When you're ready, here's part 3.Part 3: The call of the cowbell
With my son's cancer vanquished, I again turned my attention to Greenfire: What next?
I leafed through notes from dozens of programs I'd presented at conferences and meetings. These kinds of sessions were my marketing bread-and-butter. Not only did they provide my audiences with practical information they could use immediately, they gave us a chance to get acquainted.
And they were fun--people had a great time and learned a lot. Evaluations practically vibrated with excitement: So inspiring! Best session of the conference! Empowering! Life-changing! Even better were the notes I received long after, notes telling me how they'd used what they learned, how they'd overcome a major roadblock to achieve something they never believed possible.

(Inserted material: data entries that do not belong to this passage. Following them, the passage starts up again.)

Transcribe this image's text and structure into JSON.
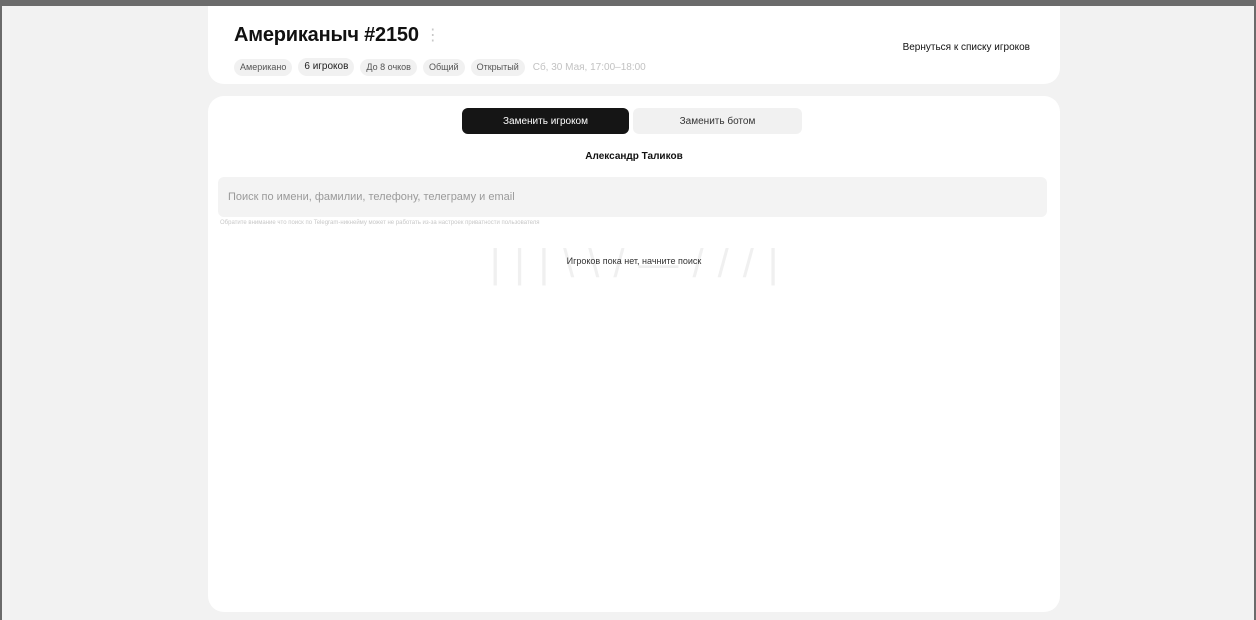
{
  "header": {
    "title": "Американыч #2150",
    "tags": [
      "Американо",
      "6 игроков",
      "До 8 очков",
      "Общий",
      "Открытый"
    ],
    "time": "Сб, 30 Мая, 17:00–18:00",
    "back_link": "Вернуться к списку игроков"
  },
  "replace": {
    "tabs": [
      "Заменить игроком",
      "Заменить ботом"
    ],
    "active_tab": "Заменить игроком",
    "player_name": "Александр Таликов"
  },
  "search": {
    "placeholder": "Поиск по имени, фамилии, телефону, телеграму и email",
    "value": "",
    "hint": "Обратите внимание что поиск по Telegram-никнейму может не работать из-за настроек приватности пользователя"
  },
  "empty_state": "Игроков пока нет, начните поиск",
  "colors": {
    "page_bg": "#f2f2f2",
    "card_bg": "#ffffff",
    "active_tab_bg": "#151515",
    "inactive_tab_bg": "#f1f1f1"
  }
}
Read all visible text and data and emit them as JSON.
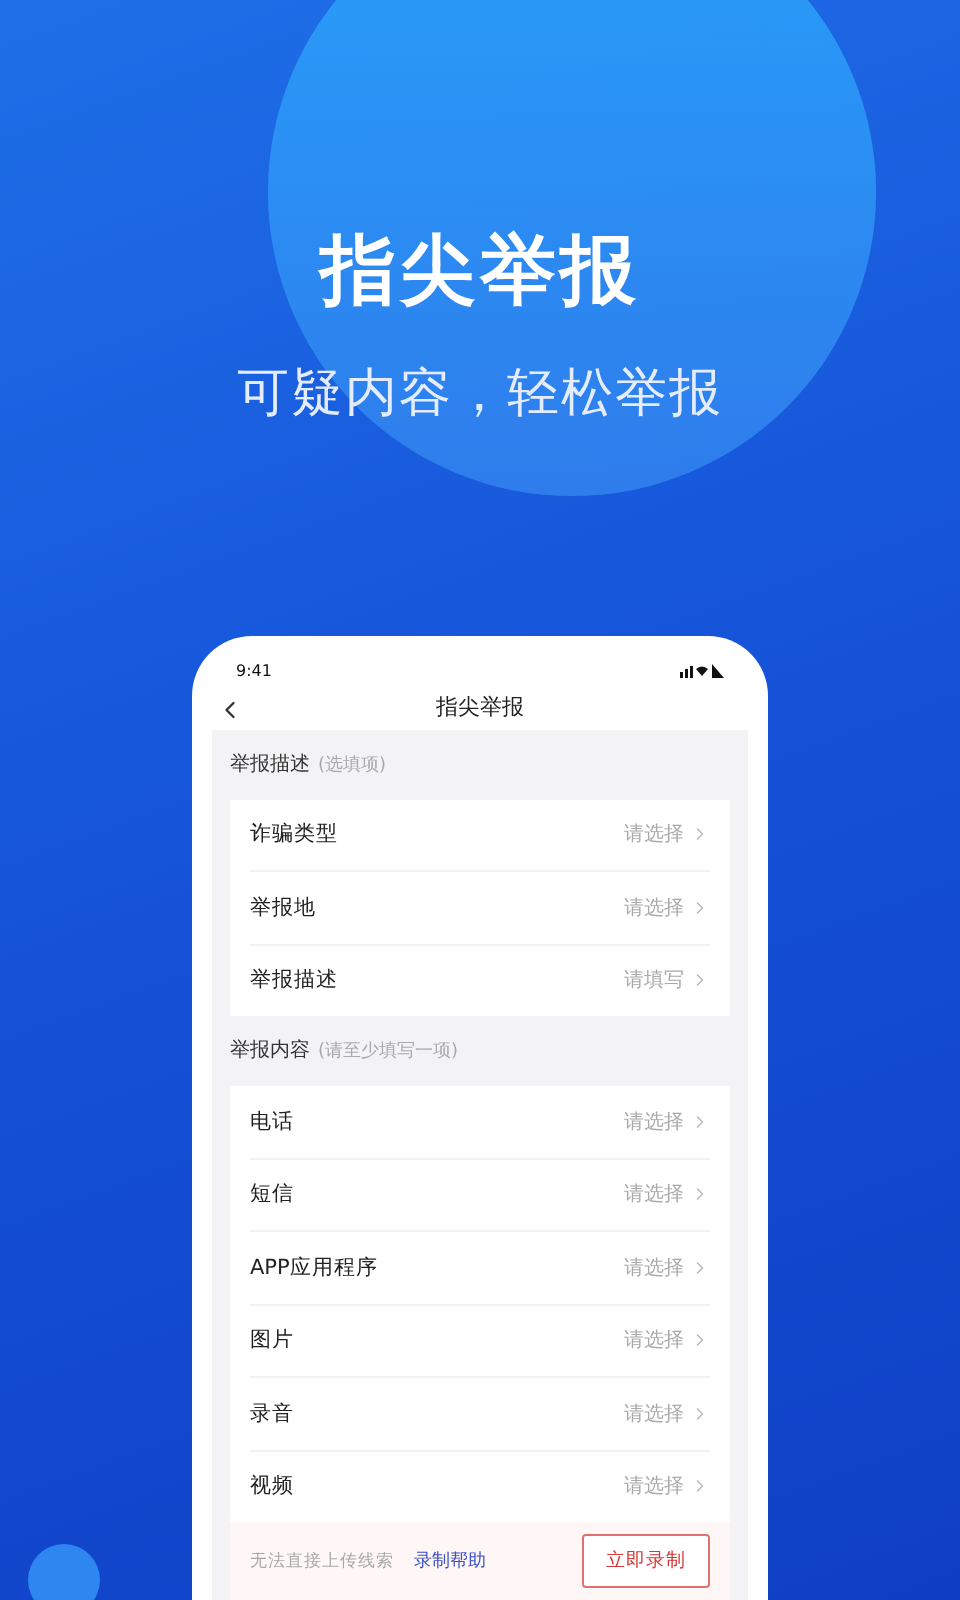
{
  "hero": {
    "title": "指尖举报",
    "subtitle": "可疑内容，轻松举报"
  },
  "phone": {
    "status_time": "9:41",
    "nav_title": "指尖举报",
    "sections": [
      {
        "title": "举报描述",
        "hint": "(选填项)",
        "rows": [
          {
            "label": "诈骗类型",
            "value": "请选择"
          },
          {
            "label": "举报地",
            "value": "请选择"
          },
          {
            "label": "举报描述",
            "value": "请填写"
          }
        ]
      },
      {
        "title": "举报内容",
        "hint": "(请至少填写一项)",
        "rows": [
          {
            "label": "电话",
            "value": "请选择"
          },
          {
            "label": "短信",
            "value": "请选择"
          },
          {
            "label": "APP应用程序",
            "value": "请选择"
          },
          {
            "label": "图片",
            "value": "请选择"
          },
          {
            "label": "录音",
            "value": "请选择"
          },
          {
            "label": "视频",
            "value": "请选择"
          }
        ]
      }
    ],
    "footer": {
      "note": "无法直接上传线索",
      "link": "录制帮助",
      "button": "立即录制"
    }
  }
}
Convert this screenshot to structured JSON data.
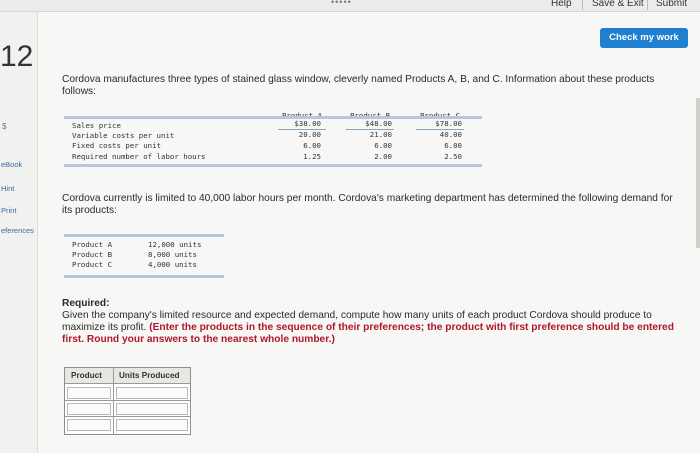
{
  "topbar": {
    "help": "Help",
    "save_exit": "Save & Exit",
    "submit": "Submit",
    "dots": "•••••"
  },
  "check_button": "Check my work",
  "sidebar": {
    "question_number": "12",
    "dollar": "$",
    "ebook": "eBook",
    "hint": "Hint",
    "print": "Print",
    "references": "eferences"
  },
  "intro": "Cordova manufactures three types of stained glass window, cleverly named Products A, B, and C. Information about these products follows:",
  "product_table": {
    "columns": [
      "Product A",
      "Product B",
      "Product C"
    ],
    "rows": [
      {
        "label": "Sales price",
        "values": [
          "$38.00",
          "$48.00",
          "$78.00"
        ]
      },
      {
        "label": "Variable costs per unit",
        "values": [
          "20.00",
          "21.00",
          "40.00"
        ]
      },
      {
        "label": "Fixed costs per unit",
        "values": [
          "6.00",
          "6.00",
          "6.00"
        ]
      },
      {
        "label": "Required number of labor hours",
        "values": [
          "1.25",
          "2.00",
          "2.50"
        ]
      }
    ]
  },
  "para2": "Cordova currently is limited to 40,000 labor hours per month. Cordova's marketing department has determined the following demand for its products:",
  "demand_table": [
    {
      "product": "Product A",
      "units": "12,000 units"
    },
    {
      "product": "Product B",
      "units": "8,000 units"
    },
    {
      "product": "Product C",
      "units": "4,000 units"
    }
  ],
  "required": {
    "title": "Required:",
    "text": "Given the company's limited resource and expected demand, compute how many units of each product Cordova should produce to maximize its profit.",
    "instruction": "(Enter the products in the sequence of their preferences; the product with first preference should be entered first. Round your answers to the nearest whole number.)"
  },
  "answer_table": {
    "col1": "Product",
    "col2": "Units Produced",
    "rows": 3
  },
  "colors": {
    "accent": "#1f7fd1",
    "instruction": "#b0172c"
  }
}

I attributed the glowing reviews to my presentation style--or maybe my value system. I'd been in too many conference sessions where the presenters droned through the text of their latest research paper or mumbled their way through the canned graphics and text heavy slides of a PowerPoint presentation--with the lights down low, guaranteeing that the most ardent student would zone out by slide three.

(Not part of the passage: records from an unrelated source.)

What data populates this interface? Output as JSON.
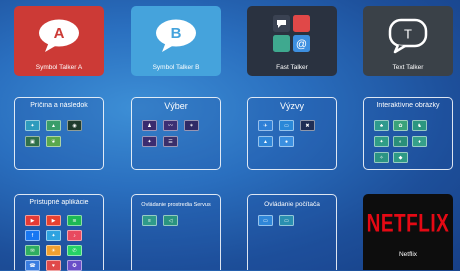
{
  "tiles": {
    "symbol_talker_a": {
      "label": "Symbol Talker A",
      "letter": "A",
      "color": "#cc3a36"
    },
    "symbol_talker_b": {
      "label": "Symbol Talker B",
      "letter": "B",
      "color": "#45a3dc"
    },
    "fast_talker": {
      "label": "Fast Talker",
      "color": "#2a3240"
    },
    "text_talker": {
      "label": "Text Talker",
      "letter": "T",
      "color": "#3a4148"
    },
    "netflix": {
      "label": "Netflix",
      "wordmark": "NETFLIX",
      "color": "#0d0d0d",
      "brand_red": "#e50914"
    }
  },
  "folders": {
    "pricina": {
      "title": "Príčina a následok",
      "item_count": 5
    },
    "vyber": {
      "title": "Výber",
      "item_count": 5
    },
    "vyzvy": {
      "title": "Výzvy",
      "item_count": 5
    },
    "interaktivne": {
      "title": "Interaktívne obrázky",
      "item_count": 8
    },
    "pristupne": {
      "title": "Prístupné aplikácie",
      "item_count": 12
    },
    "servus": {
      "title": "Ovládanie prostredia Servus",
      "item_count": 2
    },
    "pocitac": {
      "title": "Ovládanie počítača",
      "item_count": 2
    }
  },
  "fast_talker_icons": [
    "chat-bubble-icon",
    "red-square-icon",
    "teal-square-icon",
    "at-sign-icon"
  ]
}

My presentations were interactive from the beginning. Maybe it's residual ADHD, maybe it's some other innate internal restlessness, maybe it's my own experience as a learner and especially as a writer, but I wanted people to have the chance to try new things, to have the space and time to experiment and explore. I try to provide just enough information, followed by a suggestion of something to try--and then we're off and running, inventing and sharing in the safe space of like-minded souls.
About half of my presentations were on marketing, half on creativity, with a smattering on writing. I knew I didn't want to do marketing workshops any more. I didn't think I wanted to teach just creativity, either, despite my fascination with it. Creativity, it seemed to me, was a fundamental human trait that supported our endeavors, but it was the
application of creativity--to story-making, in particular--that was important.
This wasn't a shift in how I view the creative process of, for example, visual arts versus writing, but a shift toward what I live and breathe, often without conscious awareness: the drive, the desire to create stories that make a difference--no matter how you define "story," no matter how you define "difference" or to whom the difference happens.
With that philosophy and a belief in the power of learning-by-doing, I created more short workshop-style programs. Not long after, in 2004,
Karin Hostetter of Interpret This and I combined forces to create a full-day interpretive writing workshop for
NAI's Region 7. Region 7 is a long skinny strip of geography with scattered towns. Our members had been asking for comprehensive training in writing, and no one had the time or budget to travel to Denver. So instead of trying to gather everyone in one place for a regional conference, we decided to take the conference, in the form of a writing workshop, on the road.
That's where the cowbell comes in.
There's a writing exercise called "object writing" that's been around in assorted variations for a long time. A lot of interpretive training programs, including NAI's certification workshops for trainers and guides, use a version of it to teach the concepts of tangibles, intangibles, and universals used in interpretive theme development. I use it partly for that, but also for showing how objects carry story (you can read about that
here). Karin and I agreed that for our writing workshop, we wanted an object that was distinctive, durable, and easy to carry.
We picked a cowbell.
Or rather, Karin picked a cowbell. Turns out, her dad collected cowbells, all the way from teeny tiny ones to massive bells reminiscent of temple bells that use a swinging log as a clapper.
Karin had great memories and lots of stories about growing up with cowbells. The only thing I knew about cowbells was that they clanged, plus a faint recollection that they were involved in a Saturday Night Live sketch with Christopher Walken.
Sometimes, when you know practically nothing, you discover the best stories.
I own two cowbells now, one smallish, one medium-sized. The medium-sized one is the size I think of when someone says "cowbell." They carry the stories of the adventure I had finding them (did you know that cowbells used as musical instruments don't have clappers?). They carry the stories I found as I researched the history of cowbells (the first case presented in the first court of record in Western New York dealt with the theft of a cowbell), the manufacturing methods (ancient China), their use in popular culture (including the Saturday Night Live sketch). They carry my favorite story, the one that still gives me goosebumps, that I tell every time I teach, which is about people escaping Nazi Germany by walking across the Alps, cowbells hanging from their necks, because a cowbell dangling from a walking person's neck clangs exactly the same way as a cowbell dangling from a cow's neck, and the soldiers were hunting people, not chasing cows.
When I first clanged the cowbell in a workshop, I winced at how loud it was. It sounded much louder, much more intrusive, than it had back home, in the safety of my spare room office. The workshop participants looked a little alarmed. There was some self-conscious laughter. I wondered if the cowbells were a bad idea.
But we survived, and I discovered that the shock of the bell's clang served another purpose: it fractured the polite wait-til-someone-else-goes-first reluctance. It cracked open memories of being called to supper and struggling in school and waking to Reveille. It crashed through comfort zones and clattered into a miracle of stories.